The FTSE 100 continued to rise late on Tuesday, despite concerns at British Telecom/BT Group (BT). BT fell by just short of 6% after negative feedback from Merrill Lynch on its plans for reform. The group had formulated a strategy to shed some of its current expenses while also boosting revenue, however the Bank of America felt this was unlikely to be successful and quickly pulled the plug on its 3 and a half year old ‘buy’ recommendation.
Merrill Lynch’s primary concerns were over the source of the revenue. BT Group is planning to expand on its internet service hardware, making its fibre optic services accessible to millions more homes in the UK. Additionally they also intend to acquire rights for live sporting events, to go hand in hand with its new TV service. However both of these revenue streams would require heavy investment, which Merrill Lynch believes they do not have the cash flow to complete. Additionally, their plans to cut costs would likely be met with protests as they have already cut their staffing levels by more than a fifth since 2008.
The FTSE as a whole however closed above 6,300. The rise came on the back of better than expected house prices data in the United States.

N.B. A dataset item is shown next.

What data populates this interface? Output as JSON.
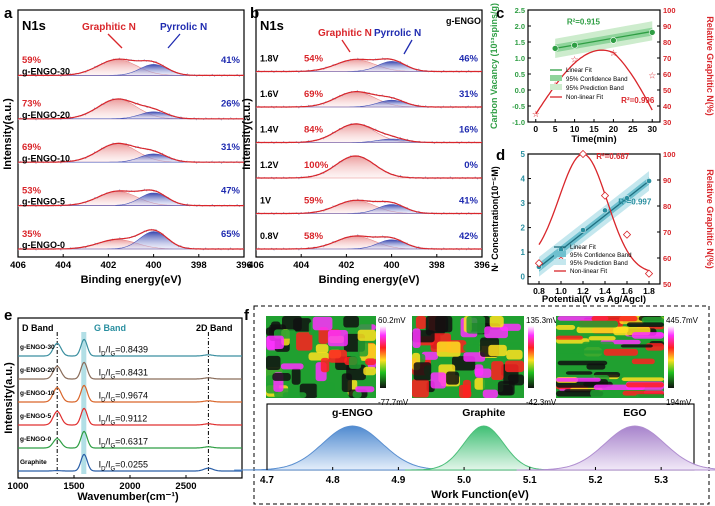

The index closed at 6,339.19, a rise of 0.7%. This prompted many analysts to suggest that the index will continue its rally into February as the first month of the year saw the benchmark rise by more than 7.5%.
The day’s biggest fall from a blue chip was that of Royal Bank of Scotland (RBS), which saw its stock decline to 345.8p, a fall of 22p. The decline was attributed to negotiations coming towards a close with regulators on both sides of the Atlantic over last year’s Libor scandal, which RBS was alleged to have been a part of.
J Sainsbury SBRY.L) made gains of 4.4p, continuing to benefit from news of a potential takeover earlier in the week. Pennon Group were also the subject of takeover speculation early in the day due to a sharp rise in trade volume, however it soon emerged that a director had decided to sell some 5,000 shares at just over £7 each.